Back in the 1960s, Green Bay Packer football coach Vince Lombardi coined the phrase “no pain, no gain.” That phrase may inspire pro football players, but it’s not at all appropriate for musicians. In fact, pain is like the warning lights on your dashboard: a signal to pull over and check things out.
The muscular-skeletal problems musicians encounter are often associated with the instrument they play. Flute players need to take care of fingers, piano players must be aware of eye strain, and drummers can suffer from carpal tunnel syndrome. But whether you stand or sit to play, all musicians must be aware of back problems. Bad posture can lead to misalignments of the spine and pelvis that, over time, become painful contortions, making playing no fun at all.

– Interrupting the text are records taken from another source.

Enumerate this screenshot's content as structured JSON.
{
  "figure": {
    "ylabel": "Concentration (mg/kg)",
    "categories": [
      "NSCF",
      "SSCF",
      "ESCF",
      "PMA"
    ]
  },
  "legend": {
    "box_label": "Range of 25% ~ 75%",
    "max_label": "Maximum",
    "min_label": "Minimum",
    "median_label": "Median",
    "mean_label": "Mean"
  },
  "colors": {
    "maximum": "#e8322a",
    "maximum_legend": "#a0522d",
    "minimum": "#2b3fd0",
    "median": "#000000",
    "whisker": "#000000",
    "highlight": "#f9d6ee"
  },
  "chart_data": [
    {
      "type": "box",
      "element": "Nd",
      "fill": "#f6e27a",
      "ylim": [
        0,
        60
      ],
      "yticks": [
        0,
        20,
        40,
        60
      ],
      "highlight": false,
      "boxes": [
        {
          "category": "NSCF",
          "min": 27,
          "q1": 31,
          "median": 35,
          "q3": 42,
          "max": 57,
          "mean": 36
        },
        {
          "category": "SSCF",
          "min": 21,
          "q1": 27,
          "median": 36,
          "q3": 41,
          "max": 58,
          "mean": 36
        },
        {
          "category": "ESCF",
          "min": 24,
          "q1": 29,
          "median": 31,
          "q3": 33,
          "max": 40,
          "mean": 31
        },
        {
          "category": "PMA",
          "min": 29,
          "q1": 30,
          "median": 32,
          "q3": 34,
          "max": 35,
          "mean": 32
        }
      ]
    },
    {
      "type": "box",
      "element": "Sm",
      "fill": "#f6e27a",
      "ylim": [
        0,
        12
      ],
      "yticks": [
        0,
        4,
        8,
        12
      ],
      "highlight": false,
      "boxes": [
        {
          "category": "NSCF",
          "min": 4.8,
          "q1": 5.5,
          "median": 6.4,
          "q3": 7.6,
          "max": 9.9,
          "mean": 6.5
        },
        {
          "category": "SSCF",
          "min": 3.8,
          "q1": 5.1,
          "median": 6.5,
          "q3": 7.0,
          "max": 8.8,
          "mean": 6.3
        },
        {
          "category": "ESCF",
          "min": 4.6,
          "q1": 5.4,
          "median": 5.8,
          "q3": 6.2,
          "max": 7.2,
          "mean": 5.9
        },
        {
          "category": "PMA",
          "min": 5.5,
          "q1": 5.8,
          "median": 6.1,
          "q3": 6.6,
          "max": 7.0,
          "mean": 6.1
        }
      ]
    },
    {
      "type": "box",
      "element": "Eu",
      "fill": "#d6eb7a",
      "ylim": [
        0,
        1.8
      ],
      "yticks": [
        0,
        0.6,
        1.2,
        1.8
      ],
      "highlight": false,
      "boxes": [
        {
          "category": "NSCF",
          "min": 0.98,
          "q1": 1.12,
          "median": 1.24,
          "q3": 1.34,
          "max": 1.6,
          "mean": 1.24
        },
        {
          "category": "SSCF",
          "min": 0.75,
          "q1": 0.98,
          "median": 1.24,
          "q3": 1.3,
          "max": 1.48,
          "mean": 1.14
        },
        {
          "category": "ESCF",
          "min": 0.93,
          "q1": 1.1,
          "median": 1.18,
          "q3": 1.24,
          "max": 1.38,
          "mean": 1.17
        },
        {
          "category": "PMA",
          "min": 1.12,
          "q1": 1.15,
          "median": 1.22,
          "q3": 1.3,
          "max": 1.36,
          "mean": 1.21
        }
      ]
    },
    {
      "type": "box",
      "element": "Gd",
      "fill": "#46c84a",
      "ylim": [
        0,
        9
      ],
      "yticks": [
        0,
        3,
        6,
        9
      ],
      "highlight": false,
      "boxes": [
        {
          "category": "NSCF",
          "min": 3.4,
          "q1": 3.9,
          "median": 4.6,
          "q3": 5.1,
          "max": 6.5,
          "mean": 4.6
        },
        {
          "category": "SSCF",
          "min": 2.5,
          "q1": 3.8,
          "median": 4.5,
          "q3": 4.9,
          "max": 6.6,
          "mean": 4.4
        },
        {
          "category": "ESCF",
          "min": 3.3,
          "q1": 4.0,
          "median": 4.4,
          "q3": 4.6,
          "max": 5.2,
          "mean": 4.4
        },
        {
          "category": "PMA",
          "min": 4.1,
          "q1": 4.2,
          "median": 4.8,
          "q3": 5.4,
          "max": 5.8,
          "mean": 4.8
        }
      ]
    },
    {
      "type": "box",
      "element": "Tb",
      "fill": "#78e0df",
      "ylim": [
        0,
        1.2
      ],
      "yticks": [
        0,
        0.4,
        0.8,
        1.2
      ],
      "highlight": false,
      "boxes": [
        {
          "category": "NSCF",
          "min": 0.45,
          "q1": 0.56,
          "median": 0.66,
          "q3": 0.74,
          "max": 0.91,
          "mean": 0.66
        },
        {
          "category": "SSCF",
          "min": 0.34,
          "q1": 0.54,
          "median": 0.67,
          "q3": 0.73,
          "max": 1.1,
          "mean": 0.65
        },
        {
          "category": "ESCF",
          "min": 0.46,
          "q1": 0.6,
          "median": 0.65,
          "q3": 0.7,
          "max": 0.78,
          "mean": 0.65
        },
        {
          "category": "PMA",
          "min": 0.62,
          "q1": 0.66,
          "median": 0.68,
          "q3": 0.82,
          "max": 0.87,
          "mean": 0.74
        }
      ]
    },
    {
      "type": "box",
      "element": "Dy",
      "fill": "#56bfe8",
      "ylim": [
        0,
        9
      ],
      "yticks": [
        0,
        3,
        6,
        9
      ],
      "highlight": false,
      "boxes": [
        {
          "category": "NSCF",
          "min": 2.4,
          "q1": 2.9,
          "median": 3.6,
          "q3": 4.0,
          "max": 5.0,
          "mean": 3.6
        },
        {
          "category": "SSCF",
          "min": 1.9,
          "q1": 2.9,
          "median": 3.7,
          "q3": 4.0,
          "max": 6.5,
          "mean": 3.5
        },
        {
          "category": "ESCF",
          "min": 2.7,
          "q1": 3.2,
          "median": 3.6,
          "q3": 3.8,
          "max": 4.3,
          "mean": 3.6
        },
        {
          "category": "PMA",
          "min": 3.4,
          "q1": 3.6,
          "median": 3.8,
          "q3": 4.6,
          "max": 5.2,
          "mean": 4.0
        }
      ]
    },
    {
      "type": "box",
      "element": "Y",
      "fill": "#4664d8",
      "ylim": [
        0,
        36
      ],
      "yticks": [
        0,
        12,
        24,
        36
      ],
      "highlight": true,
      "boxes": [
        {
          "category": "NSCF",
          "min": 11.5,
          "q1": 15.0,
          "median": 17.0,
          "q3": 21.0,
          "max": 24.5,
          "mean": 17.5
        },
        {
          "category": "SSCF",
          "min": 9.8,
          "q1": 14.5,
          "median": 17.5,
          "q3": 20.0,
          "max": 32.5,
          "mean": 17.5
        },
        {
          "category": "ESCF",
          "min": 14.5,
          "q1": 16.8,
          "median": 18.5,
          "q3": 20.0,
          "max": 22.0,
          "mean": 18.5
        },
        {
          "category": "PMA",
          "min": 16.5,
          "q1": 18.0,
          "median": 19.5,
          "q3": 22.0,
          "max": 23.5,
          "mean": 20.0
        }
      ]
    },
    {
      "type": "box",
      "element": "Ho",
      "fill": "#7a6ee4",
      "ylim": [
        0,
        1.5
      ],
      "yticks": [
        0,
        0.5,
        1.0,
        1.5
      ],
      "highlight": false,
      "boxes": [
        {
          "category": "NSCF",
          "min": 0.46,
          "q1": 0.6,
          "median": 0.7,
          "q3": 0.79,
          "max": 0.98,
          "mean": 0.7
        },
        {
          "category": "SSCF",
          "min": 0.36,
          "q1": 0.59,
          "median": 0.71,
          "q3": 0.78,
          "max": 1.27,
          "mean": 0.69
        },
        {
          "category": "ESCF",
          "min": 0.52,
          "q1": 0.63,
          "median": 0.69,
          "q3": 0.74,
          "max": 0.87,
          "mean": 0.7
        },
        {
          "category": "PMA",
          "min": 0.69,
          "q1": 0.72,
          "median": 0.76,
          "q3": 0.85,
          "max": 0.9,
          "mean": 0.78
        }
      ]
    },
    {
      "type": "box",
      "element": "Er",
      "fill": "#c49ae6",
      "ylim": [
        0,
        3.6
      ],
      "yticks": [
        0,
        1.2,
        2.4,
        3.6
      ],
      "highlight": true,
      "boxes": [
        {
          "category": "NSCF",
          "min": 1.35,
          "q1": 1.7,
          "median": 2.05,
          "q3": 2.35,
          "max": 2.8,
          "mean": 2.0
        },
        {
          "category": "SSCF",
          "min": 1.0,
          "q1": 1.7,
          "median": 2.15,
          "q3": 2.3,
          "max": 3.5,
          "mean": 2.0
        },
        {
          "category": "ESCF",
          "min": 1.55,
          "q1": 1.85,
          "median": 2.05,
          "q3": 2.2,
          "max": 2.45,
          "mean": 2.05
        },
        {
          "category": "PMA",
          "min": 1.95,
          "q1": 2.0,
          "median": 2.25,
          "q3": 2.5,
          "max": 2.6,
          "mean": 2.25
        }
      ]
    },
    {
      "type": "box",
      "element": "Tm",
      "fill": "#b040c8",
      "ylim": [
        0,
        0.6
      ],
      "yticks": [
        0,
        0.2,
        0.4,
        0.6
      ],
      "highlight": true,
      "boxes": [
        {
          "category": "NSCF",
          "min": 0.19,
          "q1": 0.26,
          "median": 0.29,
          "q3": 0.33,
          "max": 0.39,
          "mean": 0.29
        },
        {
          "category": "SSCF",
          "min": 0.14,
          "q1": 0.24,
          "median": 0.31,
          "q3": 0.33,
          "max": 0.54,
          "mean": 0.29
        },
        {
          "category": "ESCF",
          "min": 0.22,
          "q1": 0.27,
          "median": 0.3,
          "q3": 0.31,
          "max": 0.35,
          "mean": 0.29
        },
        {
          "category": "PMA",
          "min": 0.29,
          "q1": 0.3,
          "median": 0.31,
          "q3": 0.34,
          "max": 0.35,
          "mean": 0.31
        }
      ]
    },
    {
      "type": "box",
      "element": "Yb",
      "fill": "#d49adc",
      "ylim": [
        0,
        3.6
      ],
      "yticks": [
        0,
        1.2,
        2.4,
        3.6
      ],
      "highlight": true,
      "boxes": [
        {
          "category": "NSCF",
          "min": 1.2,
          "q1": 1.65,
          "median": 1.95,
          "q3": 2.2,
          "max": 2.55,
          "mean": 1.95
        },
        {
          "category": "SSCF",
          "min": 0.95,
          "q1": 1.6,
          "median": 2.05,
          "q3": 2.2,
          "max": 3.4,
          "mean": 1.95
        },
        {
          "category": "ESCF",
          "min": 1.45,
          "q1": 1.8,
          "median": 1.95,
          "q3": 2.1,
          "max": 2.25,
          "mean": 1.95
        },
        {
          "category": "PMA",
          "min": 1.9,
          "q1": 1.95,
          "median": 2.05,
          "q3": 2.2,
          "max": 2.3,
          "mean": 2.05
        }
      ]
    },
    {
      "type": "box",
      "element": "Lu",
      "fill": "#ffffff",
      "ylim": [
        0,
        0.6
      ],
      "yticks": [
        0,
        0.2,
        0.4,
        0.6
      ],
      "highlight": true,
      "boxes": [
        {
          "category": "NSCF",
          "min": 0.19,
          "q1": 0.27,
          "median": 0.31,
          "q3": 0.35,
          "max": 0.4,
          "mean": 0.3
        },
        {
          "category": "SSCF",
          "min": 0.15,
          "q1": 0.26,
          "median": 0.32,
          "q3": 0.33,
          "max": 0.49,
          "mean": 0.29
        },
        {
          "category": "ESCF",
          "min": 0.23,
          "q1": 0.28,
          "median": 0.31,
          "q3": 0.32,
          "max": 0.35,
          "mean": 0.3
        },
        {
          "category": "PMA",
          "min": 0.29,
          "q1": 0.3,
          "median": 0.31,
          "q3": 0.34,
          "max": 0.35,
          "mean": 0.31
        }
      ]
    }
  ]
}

Fixing back problems can be time consuming and expensive; it’s better to avoid problems than live with them or try to deal with them once they’re unbearable. Fortunately, there are practical ways to keep your back free of pain.
3 Tips to Avoid Back Pain While Playing
1. Don’t Slouch—Chronic back pain is often the result of a lack of knowledge about how the skeleton supports the body. Habitual slouching leads to pain because we forget that the round bones at the bottom of the pelvis are designed for us to sit on them. When we don’t sit on those bones, we don’t take advantage of the significant muscular support that comes from the torso.
2. Practice Smart—Concentrating for a long period on a difficult passage can cause a musician to forget posture and alignment. Athletes break practice down into high intensity and low intensity workouts; so should musicians. Try copying and cutting out difficult passages from a score, taping them together, and working on them exclusively for 20 minutes, before relaxing and playing freely for the rest of the hour.
3. The Whole Body—Two ergonomic techniques are popular with musicians and are worth knowing. The Alexander Technique, developed by Frederick Mathias Alexander, is a gentle, hands-on system of movement re-education used in conservatories throughout the world. The Feldenkrais Method, developed by Dr. Moshe Feldenkrais, is a movement therapy system that helps musicians expand their range of motion and improve body alignment through gentle massage, light touch, and slow, soft body motions.
Musicians don’t typically regard themselves as ‘musical athletes,’ yet playing an instrument involves the entire body just as much as swinging a golf club does. Honoring the way a body moves and functions while playing starts with learning a few simple steps that can lead to a lifetime of pain-free play.